A cada cem pessoas que me dão conselhos, 90 delas dizem: sai, vai pra balada, bebe todas. Eu tenho que rir. Eu juro que eu tenho que rir. Eu não quero esquecer momentaneamente. De que adianta ir pra balada e beber todas até esquecer da vida, e acordar no outro dia com ressaca e ainda, lembrando dele do mesmo jeito? Se é pra esquecer que seja pra sempre. E pra esquecer pra sempre, eu preciso do tempo. Não de bebida, não de balada, não de festas, não de outros caras.

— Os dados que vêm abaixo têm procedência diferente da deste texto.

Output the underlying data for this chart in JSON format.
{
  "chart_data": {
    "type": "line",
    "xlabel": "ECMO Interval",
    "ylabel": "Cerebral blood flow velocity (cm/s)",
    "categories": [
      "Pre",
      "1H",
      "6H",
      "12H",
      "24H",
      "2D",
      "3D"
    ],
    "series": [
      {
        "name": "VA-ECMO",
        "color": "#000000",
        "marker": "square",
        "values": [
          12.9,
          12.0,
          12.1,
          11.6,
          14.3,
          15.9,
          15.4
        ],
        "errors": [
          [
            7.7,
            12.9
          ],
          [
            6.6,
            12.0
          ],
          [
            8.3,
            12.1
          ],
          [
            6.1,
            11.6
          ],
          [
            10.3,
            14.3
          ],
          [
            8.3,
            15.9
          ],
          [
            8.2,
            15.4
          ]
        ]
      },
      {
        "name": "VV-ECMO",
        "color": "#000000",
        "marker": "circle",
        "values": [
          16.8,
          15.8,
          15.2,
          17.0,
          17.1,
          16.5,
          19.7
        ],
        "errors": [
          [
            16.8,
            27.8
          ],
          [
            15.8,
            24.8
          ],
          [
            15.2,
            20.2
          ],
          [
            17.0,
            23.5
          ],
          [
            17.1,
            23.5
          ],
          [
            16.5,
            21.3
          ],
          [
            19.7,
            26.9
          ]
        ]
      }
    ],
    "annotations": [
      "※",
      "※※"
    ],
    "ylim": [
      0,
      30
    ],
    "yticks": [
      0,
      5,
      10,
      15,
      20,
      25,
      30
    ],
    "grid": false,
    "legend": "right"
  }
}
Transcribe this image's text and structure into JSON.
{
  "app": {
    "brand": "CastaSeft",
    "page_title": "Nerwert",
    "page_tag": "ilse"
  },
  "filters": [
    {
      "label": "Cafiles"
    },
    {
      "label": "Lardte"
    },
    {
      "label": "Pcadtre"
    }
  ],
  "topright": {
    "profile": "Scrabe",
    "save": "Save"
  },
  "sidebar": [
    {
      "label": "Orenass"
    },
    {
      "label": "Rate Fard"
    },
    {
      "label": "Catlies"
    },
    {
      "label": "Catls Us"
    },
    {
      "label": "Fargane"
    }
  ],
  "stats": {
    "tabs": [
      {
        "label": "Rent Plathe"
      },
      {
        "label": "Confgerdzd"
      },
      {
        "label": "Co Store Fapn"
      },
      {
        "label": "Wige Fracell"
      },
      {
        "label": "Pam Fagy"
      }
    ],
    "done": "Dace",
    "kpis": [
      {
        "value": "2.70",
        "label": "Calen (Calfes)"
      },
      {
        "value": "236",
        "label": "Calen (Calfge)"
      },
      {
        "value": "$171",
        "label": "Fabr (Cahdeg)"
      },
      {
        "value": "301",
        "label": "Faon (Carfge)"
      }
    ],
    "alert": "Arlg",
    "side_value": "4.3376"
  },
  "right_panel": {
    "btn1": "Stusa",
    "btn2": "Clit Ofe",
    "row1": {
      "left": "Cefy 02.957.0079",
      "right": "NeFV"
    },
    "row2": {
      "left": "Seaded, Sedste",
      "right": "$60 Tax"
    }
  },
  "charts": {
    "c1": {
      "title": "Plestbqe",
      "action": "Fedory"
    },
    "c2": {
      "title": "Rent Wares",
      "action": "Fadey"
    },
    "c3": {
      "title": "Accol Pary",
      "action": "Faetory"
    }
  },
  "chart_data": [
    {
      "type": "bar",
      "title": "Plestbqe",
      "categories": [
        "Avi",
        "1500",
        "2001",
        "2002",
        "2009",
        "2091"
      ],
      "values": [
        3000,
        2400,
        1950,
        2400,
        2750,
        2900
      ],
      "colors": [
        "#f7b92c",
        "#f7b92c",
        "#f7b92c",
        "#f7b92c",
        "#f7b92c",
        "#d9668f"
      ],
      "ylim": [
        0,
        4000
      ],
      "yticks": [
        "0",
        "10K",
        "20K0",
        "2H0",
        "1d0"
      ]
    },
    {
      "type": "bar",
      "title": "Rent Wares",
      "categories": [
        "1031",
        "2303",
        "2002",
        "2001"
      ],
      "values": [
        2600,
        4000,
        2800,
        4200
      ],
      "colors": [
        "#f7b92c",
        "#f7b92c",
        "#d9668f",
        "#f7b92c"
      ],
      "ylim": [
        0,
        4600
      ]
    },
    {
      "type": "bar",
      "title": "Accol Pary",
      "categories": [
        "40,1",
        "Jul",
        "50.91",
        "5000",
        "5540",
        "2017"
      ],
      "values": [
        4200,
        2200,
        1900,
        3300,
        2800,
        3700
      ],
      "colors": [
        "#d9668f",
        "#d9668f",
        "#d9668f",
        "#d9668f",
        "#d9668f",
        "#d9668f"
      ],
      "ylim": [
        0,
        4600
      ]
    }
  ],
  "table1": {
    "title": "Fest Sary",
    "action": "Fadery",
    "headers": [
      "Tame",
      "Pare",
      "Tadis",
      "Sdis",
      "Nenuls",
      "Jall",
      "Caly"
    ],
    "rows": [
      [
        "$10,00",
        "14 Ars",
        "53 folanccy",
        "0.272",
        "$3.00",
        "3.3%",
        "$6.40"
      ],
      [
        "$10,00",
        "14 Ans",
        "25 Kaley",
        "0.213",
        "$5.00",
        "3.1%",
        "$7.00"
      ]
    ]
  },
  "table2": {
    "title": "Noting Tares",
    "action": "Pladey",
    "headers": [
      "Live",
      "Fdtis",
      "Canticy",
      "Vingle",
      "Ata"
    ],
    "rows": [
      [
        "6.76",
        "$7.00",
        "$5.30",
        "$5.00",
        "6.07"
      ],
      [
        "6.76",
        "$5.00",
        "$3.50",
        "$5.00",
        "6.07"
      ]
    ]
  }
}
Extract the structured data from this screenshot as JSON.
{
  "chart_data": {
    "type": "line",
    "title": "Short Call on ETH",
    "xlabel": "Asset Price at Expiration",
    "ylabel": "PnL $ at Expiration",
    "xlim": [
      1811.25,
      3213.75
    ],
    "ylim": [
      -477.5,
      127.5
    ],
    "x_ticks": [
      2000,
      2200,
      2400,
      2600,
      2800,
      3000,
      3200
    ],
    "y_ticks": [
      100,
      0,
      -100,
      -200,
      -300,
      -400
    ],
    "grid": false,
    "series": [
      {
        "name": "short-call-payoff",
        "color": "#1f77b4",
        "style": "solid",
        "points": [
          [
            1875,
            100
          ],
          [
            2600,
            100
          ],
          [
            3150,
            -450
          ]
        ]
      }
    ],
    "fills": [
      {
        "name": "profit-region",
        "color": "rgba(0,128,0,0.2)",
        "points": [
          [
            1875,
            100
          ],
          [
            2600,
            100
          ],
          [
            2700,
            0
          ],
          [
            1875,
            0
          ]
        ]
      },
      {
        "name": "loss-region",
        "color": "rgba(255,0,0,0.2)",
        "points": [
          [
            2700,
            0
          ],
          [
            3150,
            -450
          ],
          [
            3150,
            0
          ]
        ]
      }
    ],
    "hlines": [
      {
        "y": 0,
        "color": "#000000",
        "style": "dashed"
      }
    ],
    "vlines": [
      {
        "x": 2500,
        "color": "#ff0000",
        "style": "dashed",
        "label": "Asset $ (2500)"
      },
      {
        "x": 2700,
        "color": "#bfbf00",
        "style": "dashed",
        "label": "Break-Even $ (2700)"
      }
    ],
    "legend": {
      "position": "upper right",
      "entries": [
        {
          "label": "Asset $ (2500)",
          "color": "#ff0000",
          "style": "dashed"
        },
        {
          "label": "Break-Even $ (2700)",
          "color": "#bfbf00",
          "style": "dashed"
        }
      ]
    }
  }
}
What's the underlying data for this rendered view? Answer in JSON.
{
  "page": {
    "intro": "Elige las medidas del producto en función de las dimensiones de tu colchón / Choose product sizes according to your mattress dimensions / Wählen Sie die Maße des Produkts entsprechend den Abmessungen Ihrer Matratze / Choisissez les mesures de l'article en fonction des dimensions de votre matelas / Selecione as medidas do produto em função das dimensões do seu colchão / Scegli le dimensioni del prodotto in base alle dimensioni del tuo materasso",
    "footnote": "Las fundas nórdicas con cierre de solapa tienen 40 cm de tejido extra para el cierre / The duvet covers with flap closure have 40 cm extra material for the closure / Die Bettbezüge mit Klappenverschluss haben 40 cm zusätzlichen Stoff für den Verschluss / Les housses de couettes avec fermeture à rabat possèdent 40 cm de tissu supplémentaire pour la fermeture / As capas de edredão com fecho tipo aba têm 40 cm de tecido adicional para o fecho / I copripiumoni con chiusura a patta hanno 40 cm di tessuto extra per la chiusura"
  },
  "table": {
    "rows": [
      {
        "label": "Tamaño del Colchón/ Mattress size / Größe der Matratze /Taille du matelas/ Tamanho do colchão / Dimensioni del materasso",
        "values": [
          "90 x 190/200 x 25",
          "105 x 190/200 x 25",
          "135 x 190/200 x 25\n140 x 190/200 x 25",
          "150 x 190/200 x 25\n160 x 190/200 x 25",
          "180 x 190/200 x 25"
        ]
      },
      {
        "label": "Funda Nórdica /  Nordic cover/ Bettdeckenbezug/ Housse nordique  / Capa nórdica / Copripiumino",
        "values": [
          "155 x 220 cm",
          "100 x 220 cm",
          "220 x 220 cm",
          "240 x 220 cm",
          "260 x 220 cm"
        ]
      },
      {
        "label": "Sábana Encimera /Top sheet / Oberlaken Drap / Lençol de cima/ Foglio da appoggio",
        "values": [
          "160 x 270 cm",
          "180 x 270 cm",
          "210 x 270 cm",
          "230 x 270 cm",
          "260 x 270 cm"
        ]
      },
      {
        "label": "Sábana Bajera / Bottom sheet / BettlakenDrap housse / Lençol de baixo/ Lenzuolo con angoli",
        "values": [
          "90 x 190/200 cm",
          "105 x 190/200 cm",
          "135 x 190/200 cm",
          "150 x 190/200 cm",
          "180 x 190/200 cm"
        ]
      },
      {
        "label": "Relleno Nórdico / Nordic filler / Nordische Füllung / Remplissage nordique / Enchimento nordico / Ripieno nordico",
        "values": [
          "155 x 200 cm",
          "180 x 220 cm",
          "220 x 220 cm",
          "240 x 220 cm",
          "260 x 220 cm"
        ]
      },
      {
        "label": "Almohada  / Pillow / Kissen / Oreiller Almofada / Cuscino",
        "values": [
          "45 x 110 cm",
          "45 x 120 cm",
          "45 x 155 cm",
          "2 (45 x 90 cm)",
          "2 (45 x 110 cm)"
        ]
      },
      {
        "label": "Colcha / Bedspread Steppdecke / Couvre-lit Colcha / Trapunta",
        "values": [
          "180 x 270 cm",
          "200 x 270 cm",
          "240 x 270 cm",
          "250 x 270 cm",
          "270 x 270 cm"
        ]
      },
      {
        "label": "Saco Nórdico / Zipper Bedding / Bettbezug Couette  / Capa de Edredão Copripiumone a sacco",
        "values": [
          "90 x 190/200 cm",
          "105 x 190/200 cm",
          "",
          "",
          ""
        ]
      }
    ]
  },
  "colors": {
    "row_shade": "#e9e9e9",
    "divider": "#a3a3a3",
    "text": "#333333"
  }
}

Já viram uma borboleta? Todo mundo já viu, né. E todo mundo já deve ter lido ou ouvido falar que se você tentar tirar uma borboleta do casulo quando a vê se debatendo, você não agiliza o processo, pior, você a mata! Sim, o tempo que ela passa no casulo sofrendo, se debatendo, é o tempo que ela precisa pra sair de lá linda e forte. Não me venha com auto-conhecimentos redentores, eu não quero ser salva por ninguém. Eu quero me salvar. “O processo é in, não out”, como diria o meu autor preferido. É, eu preciso disso, esse tempo de luta pra esquecê-lo vai me preparar. Estou num casulo agora, não me atrapalhem tentando ajudar. Eu quero chafurdar na dor, se for necessário, pra sai dela exuberante. Não quero conselhos. Não quero receitas. Recuso qualquer tipo de aproximação. Por isso fugi de todo mundo. Ou não entenderam ainda? A minha maneira de me salvar é ficar só. Até porque eu não preciso de ninguém, porque NINGUEM, alem de mim tem a chave pra me tirar desse casulo.

Ele pediu com carinho, sem ponto de exclamação no fim da frase. E em troca de TANTO carinho, eu vou obedecer. Porque querem saber de uma coisa, infelizmente (ou felizmente – tudo depende do ponto de vista) eu não nasci pra sair quebrando regras. Eu nasci pra andar na linha. Ainda que isso seja a pior besteira do mundo. Vou esquecê-lo. O tempo vai levar de mim a voz dele no meu ouvido me chamando de nenê. O tempo vai levar de mim o gosto dele. O tempo vai levar de mim a imagem do sorriso mais lindo que eu já vi nessa vida. O tempo vai levar de mim essa vontade de cuidar da filha dele. É, eu tenho fé. E depois de um pedido TÃO carinhoso como esse, não é possível que meu coração surdo, cego e mudo, não tenha entendido.

- Querido coração tão inteligente, não me decepcione. Nós sabemos de tudo. Eu não tenho pressa. E uma hora a gente aprende, uma hora a gente aprende! To contigo e não abro!